É interessante que essa pessoa intervenha naquela situação? Até por quê, se você não estiver bem para ajudar alguém, você acaba, as vezes, complicando a situação em si. Você tem que analisar o cenário como um todo. Por isso que a gente orienta que a primeira ação que deve ser realizada por qualquer pessoa que queira ajudar outro que se encontre numa situação dessa de crime em flagrante, é acionar o 190 que vai ser encaminhada uma guarnição competente.
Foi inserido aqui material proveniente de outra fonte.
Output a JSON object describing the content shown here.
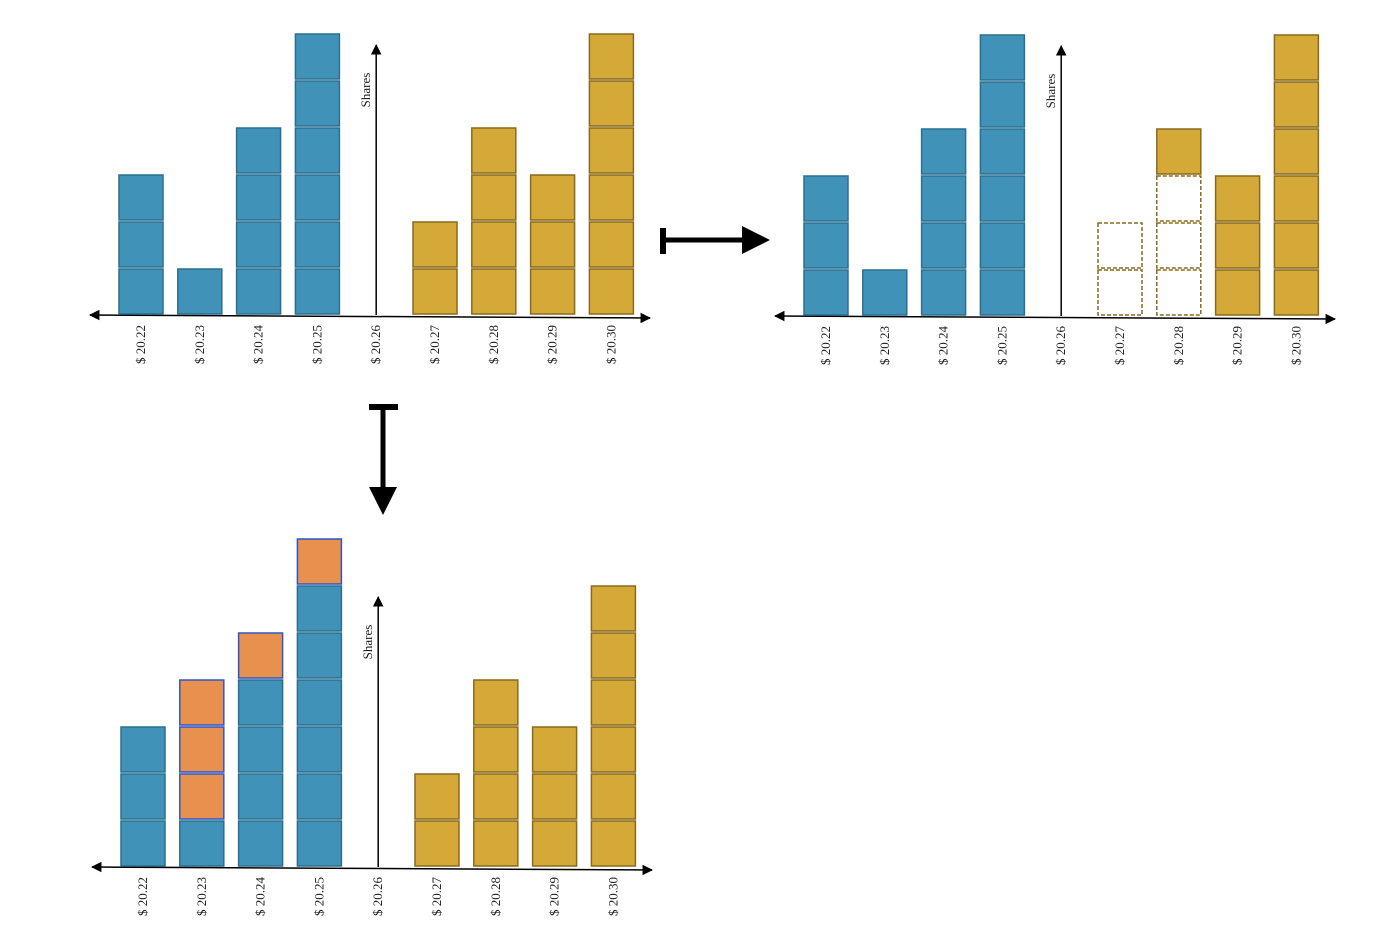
{
  "colors": {
    "bid": "#4192b8",
    "bid_border": "#2a6f8f",
    "ask": "#d4a937",
    "ask_border": "#8a6a1e",
    "new_bid": "#e8914e",
    "new_bid_border": "#2f55c8",
    "removed_border": "#8a6a1e"
  },
  "axis_label": "Shares",
  "prices": [
    "$ 20.22",
    "$ 20.23",
    "$ 20.24",
    "$ 20.25",
    "$ 20.26",
    "$ 20.27",
    "$ 20.28",
    "$ 20.29",
    "$ 20.30"
  ],
  "panels": [
    {
      "name": "initial-order-book",
      "levels": [
        {
          "bid": 3
        },
        {
          "bid": 1
        },
        {
          "bid": 4
        },
        {
          "bid": 6
        },
        {},
        {
          "ask": 2
        },
        {
          "ask": 4
        },
        {
          "ask": 3
        },
        {
          "ask": 6
        }
      ]
    },
    {
      "name": "after-market-buy",
      "levels": [
        {
          "bid": 3
        },
        {
          "bid": 1
        },
        {
          "bid": 4
        },
        {
          "bid": 6
        },
        {},
        {
          "removed": 2
        },
        {
          "removed": 3,
          "ask": 1
        },
        {
          "ask": 3
        },
        {
          "ask": 6
        }
      ]
    },
    {
      "name": "after-new-bids",
      "levels": [
        {
          "bid": 3
        },
        {
          "bid": 1,
          "new_bid": 3
        },
        {
          "bid": 4,
          "new_bid": 1
        },
        {
          "bid": 6,
          "new_bid": 1
        },
        {},
        {
          "ask": 2
        },
        {
          "ask": 4
        },
        {
          "ask": 3
        },
        {
          "ask": 6
        }
      ]
    }
  ],
  "arrows": [
    {
      "name": "transition-arrow-right",
      "from": "initial-order-book",
      "to": "after-market-buy"
    },
    {
      "name": "transition-arrow-down",
      "from": "initial-order-book",
      "to": "after-new-bids"
    }
  ]
}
O acusado pode está com uma arma de fogo nas vestes ou com uma faca e você não perceber", explicou.

Na Paraíba, homem tenta separar briga de casal e morre
Em fevereiro desse ano, um homem de 37 anos foi agredido e morreu após tentar separar uma briga de um casal, em Bayeux, na Grande João Pessoa. De acordo com informações da polícia a época, ele teria levado um soco no rosto e caído logo em seguida. O agressor, um homem de 21 anos, foi preso pela Polícia Militar.